Rolf was somewhere to the east. She tried not even to speculate where, or in what condition.
Now she called out to whoever was knocking that she was awake.
“Lovely,” the voice answered, and she realized it was Klara.
“Thank you. I'll be down presently,” she told her friend. Then, as she did every morning-in barns or in beds-she prayed that her husband and her two older sons were safe. That, somehow, they would escape harm. She prayed that she would have the strength and the wisdom to protect her youngest boy and her daughter; that soon they would all be together again as a family; and that someday their only concerns would be the price they were paid for their sugar beets and whether a mare would deliver a foal safely.
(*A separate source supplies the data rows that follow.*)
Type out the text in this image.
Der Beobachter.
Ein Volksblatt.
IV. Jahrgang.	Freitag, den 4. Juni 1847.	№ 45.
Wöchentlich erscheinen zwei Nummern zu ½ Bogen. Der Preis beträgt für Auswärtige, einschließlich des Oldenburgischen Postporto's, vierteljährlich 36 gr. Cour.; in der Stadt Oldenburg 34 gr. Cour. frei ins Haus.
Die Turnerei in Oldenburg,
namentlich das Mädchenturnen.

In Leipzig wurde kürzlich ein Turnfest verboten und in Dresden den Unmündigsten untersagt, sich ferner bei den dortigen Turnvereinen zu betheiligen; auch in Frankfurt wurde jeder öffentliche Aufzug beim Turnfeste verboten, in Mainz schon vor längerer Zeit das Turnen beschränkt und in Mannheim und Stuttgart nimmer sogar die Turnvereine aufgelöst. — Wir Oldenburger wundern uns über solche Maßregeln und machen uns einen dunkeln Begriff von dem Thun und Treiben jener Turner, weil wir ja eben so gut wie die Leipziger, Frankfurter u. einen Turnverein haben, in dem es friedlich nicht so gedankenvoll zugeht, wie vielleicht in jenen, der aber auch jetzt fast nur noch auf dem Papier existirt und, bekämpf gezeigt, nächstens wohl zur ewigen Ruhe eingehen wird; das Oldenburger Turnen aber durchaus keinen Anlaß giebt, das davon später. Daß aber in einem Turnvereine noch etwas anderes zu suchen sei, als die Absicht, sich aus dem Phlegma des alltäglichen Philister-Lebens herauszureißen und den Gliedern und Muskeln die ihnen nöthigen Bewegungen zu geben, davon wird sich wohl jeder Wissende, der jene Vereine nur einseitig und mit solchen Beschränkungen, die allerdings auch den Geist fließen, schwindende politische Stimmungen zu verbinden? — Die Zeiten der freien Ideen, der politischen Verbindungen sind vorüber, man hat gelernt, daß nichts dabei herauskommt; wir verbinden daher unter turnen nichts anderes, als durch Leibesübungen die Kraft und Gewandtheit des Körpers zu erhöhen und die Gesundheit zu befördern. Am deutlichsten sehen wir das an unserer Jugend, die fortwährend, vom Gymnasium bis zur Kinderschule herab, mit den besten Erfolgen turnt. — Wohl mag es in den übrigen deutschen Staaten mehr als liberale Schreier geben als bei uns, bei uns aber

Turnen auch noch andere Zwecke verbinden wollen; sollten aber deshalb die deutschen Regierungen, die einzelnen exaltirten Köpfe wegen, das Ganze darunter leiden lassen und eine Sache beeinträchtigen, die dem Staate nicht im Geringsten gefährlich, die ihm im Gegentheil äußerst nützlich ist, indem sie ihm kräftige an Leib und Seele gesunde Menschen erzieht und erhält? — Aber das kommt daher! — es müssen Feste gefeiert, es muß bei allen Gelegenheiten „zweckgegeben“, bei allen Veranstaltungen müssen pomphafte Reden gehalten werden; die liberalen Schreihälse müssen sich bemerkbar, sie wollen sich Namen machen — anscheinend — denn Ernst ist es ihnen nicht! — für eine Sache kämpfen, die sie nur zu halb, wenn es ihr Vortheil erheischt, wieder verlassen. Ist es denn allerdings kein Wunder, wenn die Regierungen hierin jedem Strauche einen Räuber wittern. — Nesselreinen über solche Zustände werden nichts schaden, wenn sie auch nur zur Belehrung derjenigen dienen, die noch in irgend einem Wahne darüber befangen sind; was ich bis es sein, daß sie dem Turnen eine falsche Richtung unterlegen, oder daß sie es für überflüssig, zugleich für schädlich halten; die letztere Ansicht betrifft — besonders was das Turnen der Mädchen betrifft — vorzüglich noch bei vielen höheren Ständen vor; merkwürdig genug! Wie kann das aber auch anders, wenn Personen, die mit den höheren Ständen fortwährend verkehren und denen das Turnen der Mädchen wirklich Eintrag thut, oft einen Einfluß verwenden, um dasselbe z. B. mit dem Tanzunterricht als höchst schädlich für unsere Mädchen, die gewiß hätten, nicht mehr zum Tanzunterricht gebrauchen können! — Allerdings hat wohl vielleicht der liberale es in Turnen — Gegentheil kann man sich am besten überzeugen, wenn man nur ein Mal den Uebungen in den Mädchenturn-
AT BREAKFAST, Callum listened as Mutti tried again to convince Klara that she and the two girls simply had to accompany them west to her cousin's in Stettin. He hated to admit it, but he really didn't give a damn if they came with them or not. Already he and the Emmerichs were playing with fire. Their motley group consisted of two females, a boy, a POW-who, he had to admit, was spending way too little time hidden beneath the feed-and an army deserter. Did they really need three half-insane women to slow them down? But then, when he was bringing Anna a cup of hot tea in the living room before joining Manfred to load up the wagons, he decided that none of them, not even that reprehensible Gabi, deserved to be left behind. It wasn't these women, after all, who had been machine-gunning Ukrainian civilians or working Jews till they died in labor camps somewhere. Choosing a village and hanging a hundred Poles-filling their mouths first with plaster of Paris so they couldn't cry out or shout patriotic slogans as they died-because an SS officer had been killed by the underground.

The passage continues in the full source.